Después, ha proseguido, hay que solicitar un informe jurídico para comprobar si está inscrito en el catastro y en el registro de la propiedad con el objetivo de conocer su situación real.

«Sin tener estos informes previos, yo no aceptaría la herencia de un calado, porque primero hay que averiguar en qué estado está la propiedad», ha puntualizado.

Foto de archivo (7/672020) de un calado en Fuenmayor (La Rioja). EFE/Raquel Manzanares

Planes directores de barrios de bodegas


Ha precisado que, en La Rioja, ya se han redactado planes directores para los barrios de bodegas de los municipios de Quel y Alberite, en los que se ha identificado el número de calados y su estado de conservación.

En estos dos casos, los ayuntamientos ya han realizado un trabajo previo y los propietarios cuentan con una memoria descriptiva inicial del estado de las instalaciones, por lo que disponen de información técnica para decidir si se animan a rehabilitarlo.
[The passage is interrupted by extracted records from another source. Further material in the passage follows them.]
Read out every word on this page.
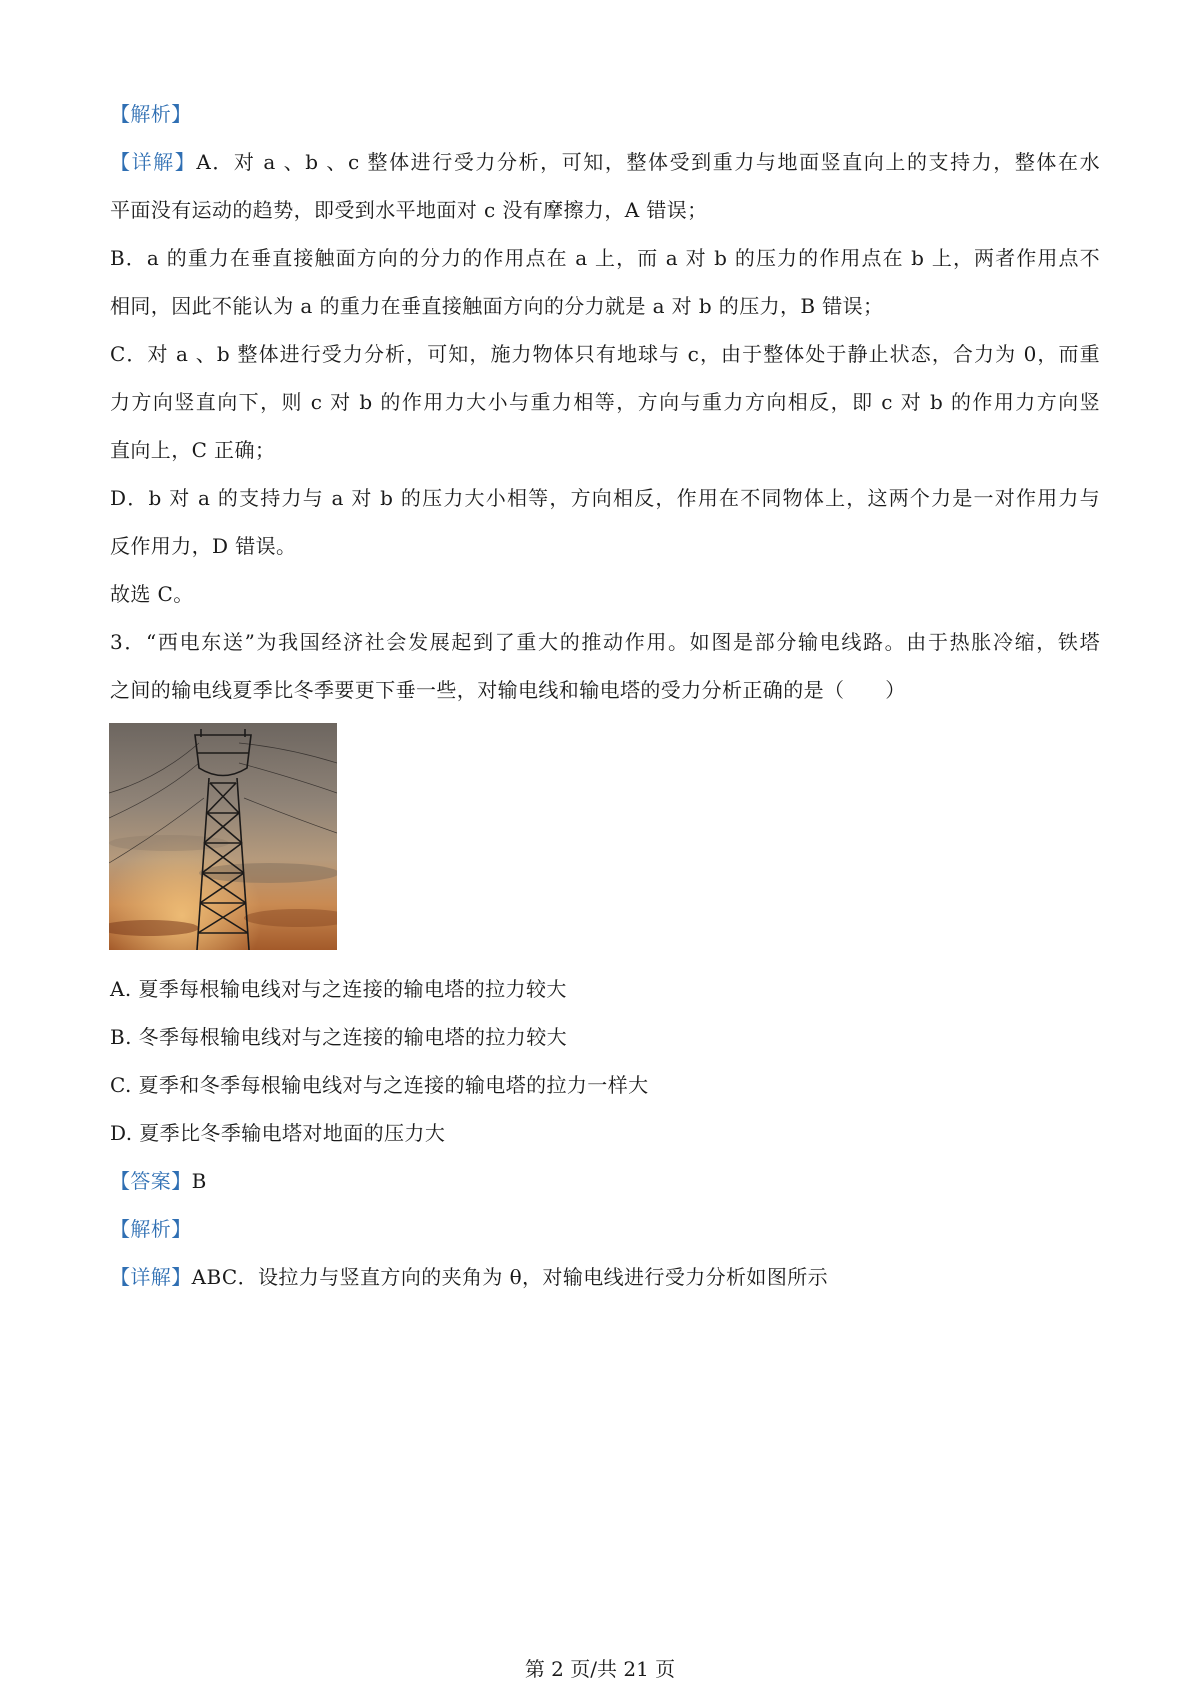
【解析】
【详解】A．对 a 、b 、c 整体进行受力分析，可知，整体受到重力与地面竖直向上的支持力，整体在水
平面没有运动的趋势，即受到水平地面对 c 没有摩擦力，A 错误；
B．a 的重力在垂直接触面方向的分力的作用点在 a 上，而 a 对 b 的压力的作用点在 b 上，两者作用点不
相同，因此不能认为 a 的重力在垂直接触面方向的分力就是 a 对 b 的压力，B 错误；
C．对 a 、b 整体进行受力分析，可知，施力物体只有地球与 c，由于整体处于静止状态，合力为 0，而重
力方向竖直向下，则 c 对 b 的作用力大小与重力相等，方向与重力方向相反，即 c 对 b 的作用力方向竖
直向上，C 正确；
D．b 对 a 的支持力与 a 对 b 的压力大小相等，方向相反，作用在不同物体上，这两个力是一对作用力与
反作用力，D 错误。
故选 C。
3．“西电东送”为我国经济社会发展起到了重大的推动作用。如图是部分输电线路。由于热胀冷缩，铁塔
之间的输电线夏季比冬季要更下垂一些，对输电线和输电塔的受力分析正确的是（　　）
A. 夏季每根输电线对与之连接的输电塔的拉力较大
B. 冬季每根输电线对与之连接的输电塔的拉力较大
C. 夏季和冬季每根输电线对与之连接的输电塔的拉力一样大
D. 夏季比冬季输电塔对地面的压力大
【答案】B
【解析】
【详解】ABC．设拉力与竖直方向的夹角为 θ，对输电线进行受力分析如图所示
第 2 页/共 21 页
En los barrios históricos, los calados se han construido de forma tradicional en el subsuelo, ha indicado, por lo que se entiende que el propietario de la superficie es también el dueño de la bodega o cueva.

«El principal problema en un calado es que si el que está construido encima no está en buenas condiciones, puede llegar a derrumbar los dos, que es una situación muy frecuente en aquellos municipios en los que no se ha invertido dinero en redactar un plan director», ha precisado.

Por ejemplo, está situación podría producirse en localidades como Autol, donde las bodegas subterráneas están ubicadas fuera del municipio, algo que no sucede en Navarrete, donde muchas de las casas tienen su propio calado.

También ha explicado que cualquier modificación que se haga del estado del calado es obligatorio declararla en el catastro, debido a una cuestión fiscal para el pago de impuestos; mientras que en el registro de la propiedad solo es «voluntario», aunque aconsejable.

Suelo sobre los calados


El calado se construye en el subsuelo y su propietario es el dueño de la superficie de este terreno, ha aclarado.

Sin embargo, en algunos casos, los calados discurren bajo una plaza, un jardín o un tramo de calle, por lo que, ha puntualizado, esa parte de la bodega sería «bien público y propiedad del Ayuntamiento».

En estos casos, es aún más complicado heredarlo, porque el Ayuntamiento tiene que modificar ese bien para que se considere patrimonial y se pueda vender o permutar, lo que complica aún más la tramitación jurídica.

Estos calados han funcionado durante 300 años sin problemas de humedades, ha dicho, pero cuando se pavimentan las calles no se deja transpirar a la tierra y no hay ventilación suficiente, por lo que se produce una concentración de agua y acaban inundados, ya que el agua siempre busca una salida.